In the complex electromagnetic environment of an MRI scanner, any kind of conducting material can experience vibration due to the forces on eddy-currents induced in the conductor by the rapid switching of gradient fields. Such vibration could be dangerous or cause discomfort to the patient.¹ Graf et al. describe a method to measure time-varying torque of a stabilized device, and ISO/TS 10974 gives an overview of good lab practice when conduction measurements of vibration.^2,3 Currently, there does not exist a standardized method to measure device vibration quantitatively. In this project, a method to quantify the gradient-induced vibration of a medical device in an MR system using a Doppler laser vibrometer is presented along with an investigation of its various systematic errors.

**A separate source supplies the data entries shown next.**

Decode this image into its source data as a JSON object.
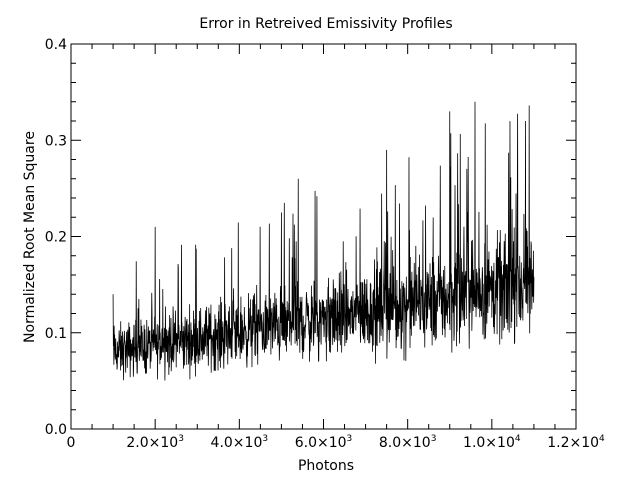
{
  "chart_data": {
    "type": "line",
    "title": "Error in Retreived Emissivity Profiles",
    "xlabel": "Photons",
    "ylabel": "Normalized Root Mean Square",
    "xlim": [
      0,
      12000
    ],
    "ylim": [
      0.0,
      0.4
    ],
    "grid": false,
    "legend": "none",
    "line_color": "#000000",
    "x_ticks": [
      {
        "value": 0,
        "mantissa": "0",
        "exponent": ""
      },
      {
        "value": 2000,
        "mantissa": "2.0×10",
        "exponent": "3"
      },
      {
        "value": 4000,
        "mantissa": "4.0×10",
        "exponent": "3"
      },
      {
        "value": 6000,
        "mantissa": "6.0×10",
        "exponent": "3"
      },
      {
        "value": 8000,
        "mantissa": "8.0×10",
        "exponent": "3"
      },
      {
        "value": 10000,
        "mantissa": "1.0×10",
        "exponent": "4"
      },
      {
        "value": 12000,
        "mantissa": "1.2×10",
        "exponent": "4"
      }
    ],
    "y_ticks": [
      {
        "value": 0.0,
        "label": "0.0"
      },
      {
        "value": 0.1,
        "label": "0.1"
      },
      {
        "value": 0.2,
        "label": "0.2"
      },
      {
        "value": 0.3,
        "label": "0.3"
      },
      {
        "value": 0.4,
        "label": "0.4"
      }
    ],
    "series": [
      {
        "x": [
          1000,
          11000
        ],
        "y_center": [
          0.08,
          0.15
        ],
        "y_spread": [
          0.03,
          0.06
        ],
        "notable_peaks": [
          {
            "x": 1000,
            "y": 0.14
          },
          {
            "x": 2000,
            "y": 0.21
          },
          {
            "x": 5400,
            "y": 0.26
          },
          {
            "x": 7500,
            "y": 0.29
          },
          {
            "x": 9000,
            "y": 0.33
          },
          {
            "x": 9600,
            "y": 0.34
          },
          {
            "x": 10800,
            "y": 0.32
          }
        ]
      }
    ]
  }
}
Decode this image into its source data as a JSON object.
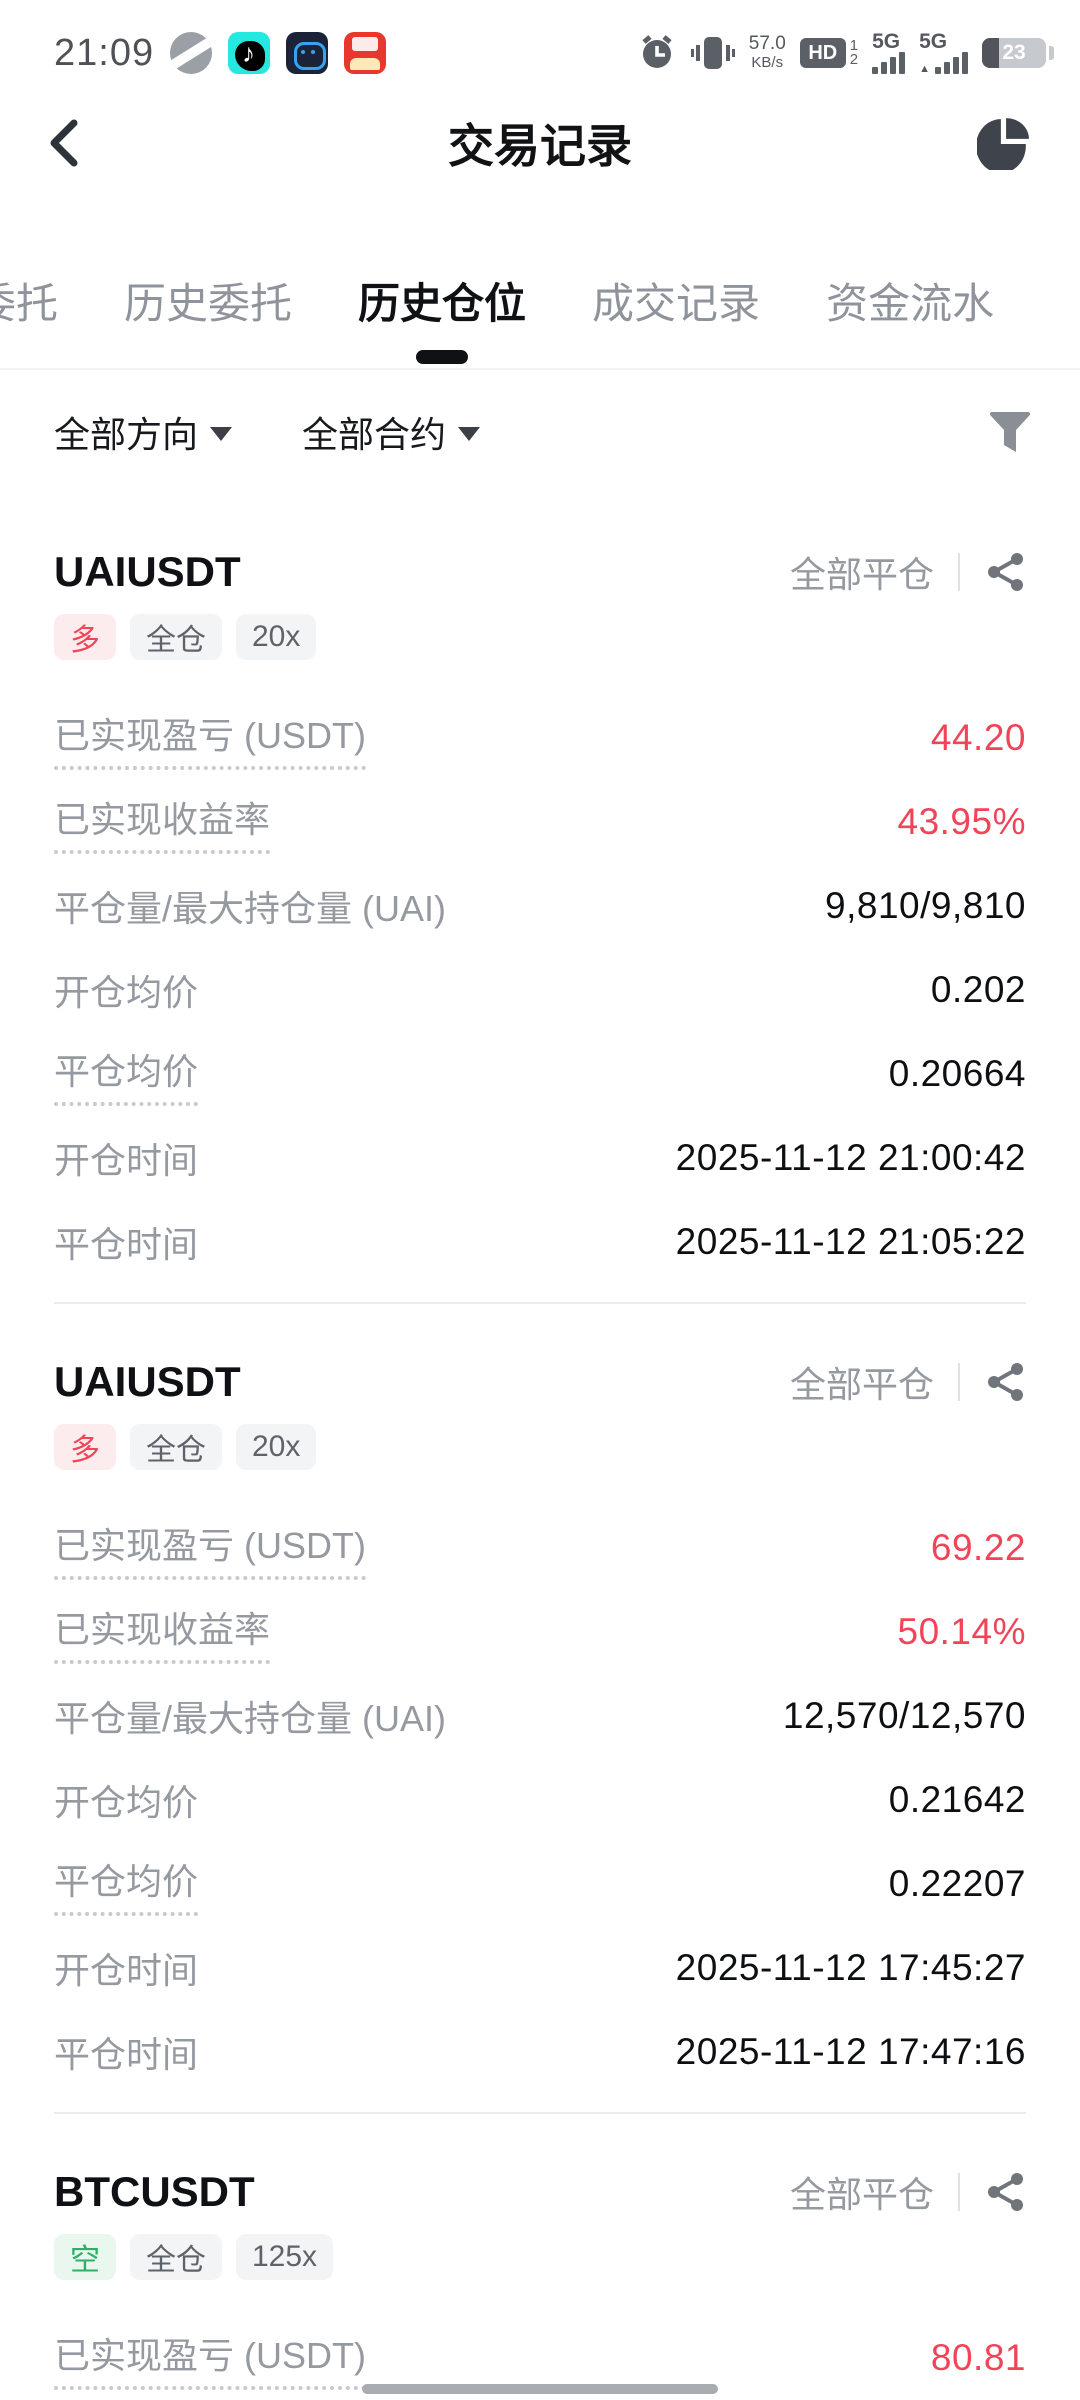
{
  "status_bar": {
    "time": "21:09",
    "net_speed_value": "57.0",
    "net_speed_unit": "KB/s",
    "hd_label": "HD",
    "hd_sim1": "1",
    "hd_sim2": "2",
    "signal1_label": "5G",
    "signal2_label": "5G",
    "battery_percent": "23",
    "app_icons": [
      "sports-ball-icon",
      "tiktok-icon",
      "robot-app-icon",
      "shopping-promo-icon"
    ],
    "right_icons": [
      "alarm-icon",
      "vibrate-icon",
      "network-speed",
      "hd-volte-badge",
      "signal-5g-sim1",
      "signal-5g-sim2",
      "battery"
    ]
  },
  "header": {
    "title": "交易记录",
    "left_icon": "back-chevron-icon",
    "right_icon": "pie-chart-icon"
  },
  "tabs": {
    "items": [
      {
        "name": "open-orders",
        "label": "委托",
        "active": false
      },
      {
        "name": "order-history",
        "label": "历史委托",
        "active": false
      },
      {
        "name": "position-history",
        "label": "历史仓位",
        "active": true
      },
      {
        "name": "trade-history",
        "label": "成交记录",
        "active": false
      },
      {
        "name": "funds-flow",
        "label": "资金流水",
        "active": false
      }
    ]
  },
  "filters": {
    "direction_label": "全部方向",
    "contract_label": "全部合约",
    "filter_icon": "funnel-icon"
  },
  "positions": [
    {
      "symbol": "UAIUSDT",
      "close_type": "全部平仓",
      "side": "多",
      "side_type": "long",
      "margin_mode": "全仓",
      "leverage": "20x",
      "rows": [
        {
          "label": "已实现盈亏 (USDT)",
          "value": "44.20",
          "pnl": true,
          "dotted": true
        },
        {
          "label": "已实现收益率",
          "value": "43.95%",
          "pnl": true,
          "dotted": true
        },
        {
          "label": "平仓量/最大持仓量 (UAI)",
          "value": "9,810/9,810",
          "pnl": false,
          "dotted": false
        },
        {
          "label": "开仓均价",
          "value": "0.202",
          "pnl": false,
          "dotted": false
        },
        {
          "label": "平仓均价",
          "value": "0.20664",
          "pnl": false,
          "dotted": true
        },
        {
          "label": "开仓时间",
          "value": "2025-11-12 21:00:42",
          "pnl": false,
          "dotted": false
        },
        {
          "label": "平仓时间",
          "value": "2025-11-12 21:05:22",
          "pnl": false,
          "dotted": false
        }
      ]
    },
    {
      "symbol": "UAIUSDT",
      "close_type": "全部平仓",
      "side": "多",
      "side_type": "long",
      "margin_mode": "全仓",
      "leverage": "20x",
      "rows": [
        {
          "label": "已实现盈亏 (USDT)",
          "value": "69.22",
          "pnl": true,
          "dotted": true
        },
        {
          "label": "已实现收益率",
          "value": "50.14%",
          "pnl": true,
          "dotted": true
        },
        {
          "label": "平仓量/最大持仓量 (UAI)",
          "value": "12,570/12,570",
          "pnl": false,
          "dotted": false
        },
        {
          "label": "开仓均价",
          "value": "0.21642",
          "pnl": false,
          "dotted": false
        },
        {
          "label": "平仓均价",
          "value": "0.22207",
          "pnl": false,
          "dotted": true
        },
        {
          "label": "开仓时间",
          "value": "2025-11-12 17:45:27",
          "pnl": false,
          "dotted": false
        },
        {
          "label": "平仓时间",
          "value": "2025-11-12 17:47:16",
          "pnl": false,
          "dotted": false
        }
      ]
    },
    {
      "symbol": "BTCUSDT",
      "close_type": "全部平仓",
      "side": "空",
      "side_type": "short",
      "margin_mode": "全仓",
      "leverage": "125x",
      "rows": [
        {
          "label": "已实现盈亏 (USDT)",
          "value": "80.81",
          "pnl": true,
          "dotted": true
        }
      ]
    }
  ],
  "colors": {
    "profit_red": "#f04558",
    "short_green": "#2fae68",
    "long_tag_bg": "#fdecee",
    "short_tag_bg": "#e9f7ee",
    "label_gray": "#9599a0",
    "tab_active": "#0f1115"
  }
}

All vibration measurements were conducted in a 3T MRI system (Siemens Prisma, Robarts Research Institute, Western University), with a non-contact laser-Doppler vibrometer system (OFV-505/5000, Polytec GmbH, Germany). A copper annulus with an outer diameter of 10 cm, inner diameter of 7 cm, and thickness of 3 mm was suspended with at various positions and orientations in the scanner bore, chosen to maximise the x-component of the magnetic field for the x-gradient. (See Fig 1.). The gradient waveform used was a repeated trapezoidal with rise time of 0.5 ms, flat top time of 100 ms, fall time of 0.5 ms, and off time of 500 ms.

Vibration was recorded with no gradients running, to measure ambient noise of the environment. Furthermore, movement of the apparatus (without the device attached, and with gradients running) was measured to determine vibration caused mechanically or acoustically by the scanner. The displacement of the device was then measured at gradient field strengths of 10, 20, 30 and 40 mT/m, driving only the x-gradient coil. A db/dt probe was placed within several centimeters of the device in order to capture a reference signal indicating the timing and slew rate. This step is critical for the proper analysis of the signals.

Additionally, the device was struck while in the bore to determine its behaviour (without driving gradients). Next, the device was twisted about its vertical axis to observe the effect of the elastics returning the device to equilibrium. Finally, in the lab, the device was struck with a hammer.

A typical measurement is shown in figure 2 along with the corresponding gradient sequence. The device moves on the order of hundreds of microns when the gradient ramps-up and down as the alternating magnetic moment of the device attempts to align itself with the static field. There are two other forms of vibration present as well. One is a low-frequency continuous oscillation between 0 and 50 microns. The other is a fast underdamped harmonic oscillation the device experiences immediately after the gradient coil finishes a ramp. Figure 3 shows a close-up of the device as the gradient field ramps-up to 30 mT/m in 0.5 ms. The annulus was displaced a mean distance of 223 microns and a maximum distance of 363 microns.

Figure 4 shows the comparison of the annulus being struck in the lab to inside the bore, while figure 5 shows how the magnitude of the vibration changes with slew rate.

The vibrations shown in figure 4 are very similar. Both signals resemble that of an underdamped harmonic oscillator. In the bore, the time constant is -553 and has a frequency of 730 Hz. In the lab, the time constant is -25 and has a frequency of 84 Hz. The difference in frequency is explained by an increased elastic restoring force, due to induced eddy currents.

The lower frequency vibration is similar to the vibration within the holding elastic observed in the labs, with no twisting.

The magnitude of vibration increases linearly with slew rate as would be expected. The error was determined from a combination of background noise present in the system, contribution from other sources of vibration, and from the variance of the measurements.

To assess the safety of a device, it is necessary to understand its displacement caused by the gradients ramping, resultant internal vibrations, and the motion of the device with respect to the measurement holder. With the method presented, it should be a straightforward next step to develop a standardized test to measure gradient-induced vibration of any medical device intended for use inside an MRI. A better understanding of this phenomenon will aid in the design of medical devices so as to minimize the vibrations induced.